Football’s weirdest rivalries: The reasons these clubs hate each other
08 February 2025 6:06am GMT
The FA Cup fourth-round tie between Leeds United and Millwall has been scheduled for a brunchtime 12.15pm kick-off on Saturday because of police concerns. The worry is that the simmering rivalry between the two sets of supporters would be exacerbated by lengthy drinking time in the pubs adjacent to Elland Road.
Historic tension, it is felt, will be lessened if this were a sober encounter. Yet while we might understand such restrictions being in force when Celtic meet Rangers or Spurs take on Arsenal, Leeds against Millwall has none of the standard engines of football enmity. There is no geographical reason for the mutual dislike, no sectarian undercurrent, and the two clubs have rarely if ever been in simultaneous contention for silverware. This is an antagonism born of something else. And it is by no means the only unlikely feud in English football.
Leeds v Millwall
If Leeds’s mutual loathing of Chelsea was born on the pitch after two sets of players kicked lumps out of each other in the 1970 FA Cup final, this rivalry festered in the stands. The two clubs had barely encountered each other before they found themselves simultaneously in League One in 2007. Both clubs wear their widespread dislike by other sides as a badge of honour: no one likes them and they don’t care. In a sense this was a race to the bottom, a scrap to determine who is most loathed. And that season, the two league encounters were scarred with the violence of one-upmanship.

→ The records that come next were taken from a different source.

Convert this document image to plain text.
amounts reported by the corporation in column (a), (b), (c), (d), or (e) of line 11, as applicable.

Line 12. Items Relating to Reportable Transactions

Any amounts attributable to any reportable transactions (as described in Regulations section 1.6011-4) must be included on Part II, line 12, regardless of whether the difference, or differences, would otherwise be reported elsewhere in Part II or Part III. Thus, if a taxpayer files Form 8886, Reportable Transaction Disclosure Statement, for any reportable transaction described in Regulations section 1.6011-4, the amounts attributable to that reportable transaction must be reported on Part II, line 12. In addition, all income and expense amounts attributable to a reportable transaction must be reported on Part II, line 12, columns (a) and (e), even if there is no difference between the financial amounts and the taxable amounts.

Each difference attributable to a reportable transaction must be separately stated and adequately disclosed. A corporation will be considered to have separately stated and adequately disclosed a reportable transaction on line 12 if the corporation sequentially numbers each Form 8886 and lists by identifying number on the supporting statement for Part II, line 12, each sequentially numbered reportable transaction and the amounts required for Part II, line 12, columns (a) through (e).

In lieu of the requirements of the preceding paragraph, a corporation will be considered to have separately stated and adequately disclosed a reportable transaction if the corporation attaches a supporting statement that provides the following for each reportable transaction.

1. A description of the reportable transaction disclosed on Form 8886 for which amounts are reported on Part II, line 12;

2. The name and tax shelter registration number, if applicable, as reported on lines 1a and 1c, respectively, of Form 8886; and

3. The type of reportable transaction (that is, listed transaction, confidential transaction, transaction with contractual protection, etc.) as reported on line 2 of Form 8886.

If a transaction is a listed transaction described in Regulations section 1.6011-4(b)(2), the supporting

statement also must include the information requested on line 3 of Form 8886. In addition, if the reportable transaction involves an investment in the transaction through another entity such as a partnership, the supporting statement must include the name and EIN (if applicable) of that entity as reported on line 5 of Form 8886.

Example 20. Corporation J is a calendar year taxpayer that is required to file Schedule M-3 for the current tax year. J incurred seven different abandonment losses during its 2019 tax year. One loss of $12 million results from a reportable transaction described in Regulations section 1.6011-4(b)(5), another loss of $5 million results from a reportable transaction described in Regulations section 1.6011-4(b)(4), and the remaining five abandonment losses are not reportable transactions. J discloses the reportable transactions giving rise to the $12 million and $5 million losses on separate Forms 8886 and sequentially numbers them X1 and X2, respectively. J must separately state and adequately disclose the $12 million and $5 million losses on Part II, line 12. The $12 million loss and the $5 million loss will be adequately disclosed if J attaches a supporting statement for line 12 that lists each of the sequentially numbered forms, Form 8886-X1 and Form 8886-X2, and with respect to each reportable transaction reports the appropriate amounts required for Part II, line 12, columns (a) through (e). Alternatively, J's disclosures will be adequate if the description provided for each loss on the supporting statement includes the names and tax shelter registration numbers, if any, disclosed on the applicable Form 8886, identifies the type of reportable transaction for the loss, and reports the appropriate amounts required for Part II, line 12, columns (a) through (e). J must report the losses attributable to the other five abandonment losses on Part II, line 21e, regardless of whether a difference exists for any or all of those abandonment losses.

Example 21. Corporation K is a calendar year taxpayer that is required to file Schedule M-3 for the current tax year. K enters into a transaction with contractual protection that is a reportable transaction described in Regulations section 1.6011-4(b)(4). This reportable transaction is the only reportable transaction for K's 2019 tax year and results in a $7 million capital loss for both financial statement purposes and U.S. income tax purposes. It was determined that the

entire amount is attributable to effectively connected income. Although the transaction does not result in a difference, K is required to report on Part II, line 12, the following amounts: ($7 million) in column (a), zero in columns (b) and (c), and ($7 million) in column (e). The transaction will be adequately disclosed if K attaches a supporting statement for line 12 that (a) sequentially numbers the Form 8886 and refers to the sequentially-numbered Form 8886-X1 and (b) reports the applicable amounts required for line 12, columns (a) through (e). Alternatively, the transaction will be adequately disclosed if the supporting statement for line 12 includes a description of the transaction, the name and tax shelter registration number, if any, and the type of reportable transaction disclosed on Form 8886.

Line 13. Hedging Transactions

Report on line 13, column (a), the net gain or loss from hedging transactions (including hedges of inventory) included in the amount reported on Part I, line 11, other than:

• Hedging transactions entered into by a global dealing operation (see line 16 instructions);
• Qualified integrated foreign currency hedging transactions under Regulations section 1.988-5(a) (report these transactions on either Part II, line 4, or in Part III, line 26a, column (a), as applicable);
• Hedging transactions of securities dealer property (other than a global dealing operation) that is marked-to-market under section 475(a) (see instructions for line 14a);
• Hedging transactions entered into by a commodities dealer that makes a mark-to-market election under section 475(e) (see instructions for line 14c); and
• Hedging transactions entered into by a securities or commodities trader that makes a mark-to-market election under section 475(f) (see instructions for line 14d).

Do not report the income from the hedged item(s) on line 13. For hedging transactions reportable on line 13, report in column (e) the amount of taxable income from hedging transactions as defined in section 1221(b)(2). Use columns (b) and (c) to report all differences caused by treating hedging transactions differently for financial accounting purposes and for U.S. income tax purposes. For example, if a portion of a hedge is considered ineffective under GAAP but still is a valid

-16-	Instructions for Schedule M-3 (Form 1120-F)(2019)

It carried on into the following season, when Millwall beat Leeds in the League One play-off semi-final thanks to Jimmy Abdou’s goal at Elland Road. Every meeting since has had a gritty edge, soundtracked by tragedy chanting. Millwall’s supporters antagonise their opponents by singing about Gary Speed, Jimmy Savile and the Istanbul murders. The Leeds response latterly has been to chant about the death of Millwall’s chairman in a car crash in 2023. Such is the fear of trouble by the police, they have previously forced Millwall to hand out match tickets at a service station in Yorkshire to deter hooligans from attending.
The toxic atmosphere, however, seems to stir the players. This is a rivalry littered with dramatic matches, like when Millwall won 4-3 at Elland Road in 2018, or when Leeds won 3-2 a year later and again in 2020. And the moment they were drawn together in the FA Cup, police insisted on as early a kick-off as possible.
Coventry v Sunderland
This most unexpected footballing fissure was entirely the responsibility of one man: Jimmy Hill. The bold campaigner who fought against the maximum wage and invented football punditry was not above bending the rules to his advantage. Not least on the final day of the 1976-77 season, an occasion Sky TV would have loved.
Three teams were in danger of filling the last relegation place out of the top flight. To make matters more dramatic, two of them, Coventry and Bristol City, were playing each other at Highfield Road. Meanwhile Sunderland were away at Everton. Whatever the result at Goodison, Sunderland knew they would stay up should either of the two teams fighting it out in the west Midlands lose.
Hill, then the managing director of Coventry, appreciated that the mathematical permutations would be made significantly simpler for his team if they knew the result of the Everton game in advance. So he contrived to delay kick-off by 15 minutes, claiming spurious traffic congestion. Then, with the two City clubs locked in a tense draw, the moment he became aware of it he ordered the result from Merseyside to be displayed on the stadium big screen.